Si fa partire tutto da quella sera, dallo Stonewall inn, anche se negli anni precedenti si erano mosse, con la stessa consapevolezza, le comunità di Philadelphia, San Francisco e Los Angeles. Ma nelle rivolte del 28 giugno venne utilizzato per la prima volta il termine gay nelle rivendicazioni delle persone omosessuali che non chiedevano più solo di “essere lasciati in pace”, ma rivendicavano eguali diritti.




Il Pride ha ancora senso?

Come ogni anno, molte persone si chiedono se abbia ancora senso l’organizzazione di parate come i Pride, soprattutto in quei paesi dove sono stati riconosciuti pari diritti e tutele a tutte le persone, a prescindere dal loro orientamento sessuale. Si sentono frasi come “è solo una carnevalata”, “facciamo anche l’etero Pride”, “avete tutto”. Inoltre il disappunto è aumentato quando il Pride è stato associato ad importanti sponsorizzazioni commerciali.

L’unica premessa necessaria è la traduzione della parola “Pride” e non “Gay Pride“, sebbene questa seconda formula sia di gran lunga più usata. Non è una manifestazione organizzata solo per i diritti delle persone gay, ma anche delle persone lesbiche, bisessuali, transessuali e intersessuali, e di ogni soggettività con un orientamento sessuale considerato non conforme.

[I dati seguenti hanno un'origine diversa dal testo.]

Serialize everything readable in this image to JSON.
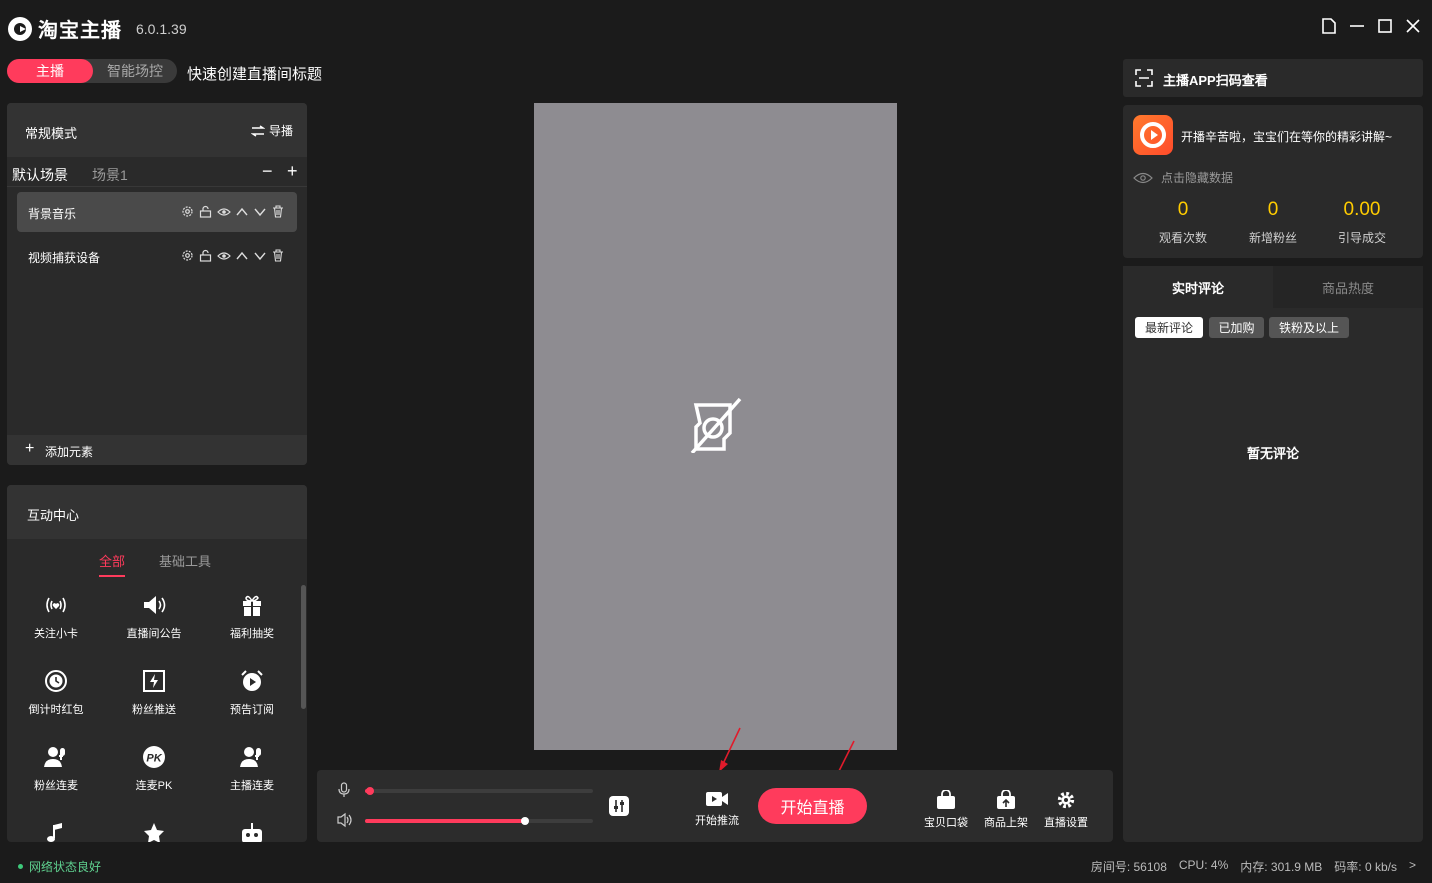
{
  "app": {
    "name": "淘宝主播",
    "version": "6.0.1.39"
  },
  "window_controls": [
    "restore-icon",
    "minimize-icon",
    "maximize-icon",
    "close-icon"
  ],
  "mode": {
    "active": "主播",
    "other": "智能场控"
  },
  "quick_title": "快速创建直播间标题",
  "scene_panel": {
    "title": "常规模式",
    "guide": "导播",
    "tabs": [
      "默认场景",
      "场景1"
    ],
    "elements": [
      {
        "label": "背景音乐",
        "selected": true
      },
      {
        "label": "视频捕获设备",
        "selected": false
      }
    ],
    "element_icons": [
      "gear-icon",
      "lock-icon",
      "eye-icon",
      "arrow-up-icon",
      "arrow-down-icon",
      "trash-icon"
    ],
    "add_label": "添加元素"
  },
  "hub": {
    "title": "互动中心",
    "tabs": [
      "全部",
      "基础工具"
    ],
    "tools": [
      {
        "label": "关注小卡",
        "icon": "broadcast-heart-icon"
      },
      {
        "label": "直播间公告",
        "icon": "speaker-icon"
      },
      {
        "label": "福利抽奖",
        "icon": "gift-icon"
      },
      {
        "label": "倒计时红包",
        "icon": "clock-icon"
      },
      {
        "label": "粉丝推送",
        "icon": "push-icon"
      },
      {
        "label": "预告订阅",
        "icon": "alarm-icon"
      },
      {
        "label": "粉丝连麦",
        "icon": "user-mic-icon"
      },
      {
        "label": "连麦PK",
        "icon": "pk-icon"
      },
      {
        "label": "主播连麦",
        "icon": "user-mic-icon"
      },
      {
        "label": "",
        "icon": "music-icon"
      },
      {
        "label": "",
        "icon": "star-icon"
      },
      {
        "label": "",
        "icon": "robot-icon"
      }
    ]
  },
  "preview": {
    "icon": "no-camera-icon"
  },
  "controls": {
    "mic_level": 0.02,
    "volume_level": 0.7,
    "push_label": "开始推流",
    "go_live": "开始直播",
    "right_buttons": [
      {
        "label": "宝贝口袋",
        "icon": "bag-icon"
      },
      {
        "label": "商品上架",
        "icon": "upload-bag-icon"
      },
      {
        "label": "直播设置",
        "icon": "gear-icon"
      }
    ]
  },
  "right": {
    "scan_label": "主播APP扫码查看",
    "greeting": "开播辛苦啦，宝宝们在等你的精彩讲解~",
    "hide_data": "点击隐藏数据",
    "stats": [
      {
        "value": "0",
        "label": "观看次数"
      },
      {
        "value": "0",
        "label": "新增粉丝"
      },
      {
        "value": "0.00",
        "label": "引导成交"
      }
    ],
    "comment_tabs": [
      "实时评论",
      "商品热度"
    ],
    "chips": [
      "最新评论",
      "已加购",
      "铁粉及以上"
    ],
    "empty": "暂无评论"
  },
  "status": {
    "network": "网络状态良好",
    "room": "房间号: 56108",
    "cpu": "CPU: 4%",
    "memory": "内存: 301.9 MB",
    "bitrate": "码率: 0 kb/s",
    "more": ">"
  },
  "colors": {
    "accent": "#ff3b5c",
    "stat": "#ffcc00",
    "network_ok": "#3dc97a"
  }
}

E la parola Pride si traduce in Orgoglio, di essere diversi ma di avere gli stessi diritti e doveri di tutti gli altri. Un diritto non è mai conquistato per sempre e con la legge si può arrivare fino ad un centro punto. Ma il Pride conta perchè resta molto lavoro da fare. Le libertà per cui si batte a comunità LGBTQ non riguardano solamente i diritti e le libertà legislative, ma soprattutto le libertà sociali e culturali, che sono le più difficili da conquistare.

Per esempio, in Italia oggi le persone omosessuali si possono unire civilmente con diritti pari a quelli del matrimonio, ma non si chiama matrimonio e non permette le adozioni, né tanto meno è stata approvata una legge contro l’omofobia. Dall’altro lato, tuttavia, l’espressione sessuale delle persone cosiddette non conformi è ancora molto attaccata dalla società e visto come qualcosa di innaturale.

E poi, non si scende in piazza solo per noi stessi: in molte parti del mondo le persone LGBTQ sono punite, torturate e allontanate dalle loro comunità. In 70 paesi essere omosessuali rappresenta ancora un reato. Se in molte parti del mondo i Pride sono occasioni gioiose, piene di divertimento e allegria, in altre non c’è niente da festeggiare: sono soprattutto manifestazioni militanti e rivendicative perché ci sono persone che combattono per la loro sopravvivenza e incolumità.

Il Pride può funzionare come una leva per ottenere visibilità e influenza dove i pari diritti non ci sono, e per il riconoscimento sociale dove i diritti sono previsti. Una celebrazione annuale non risolve le cose, ma è un’occasione di motivazione. Quando non ci sarà più bisogno del Pride, diventando una semplice manifestazione in ricordo di quel lontano 28 giugno 1969, si potrà dire che la comunità LGBTQ avrà conquistato le libertà che appartengono a qualsiasi altro essere umano.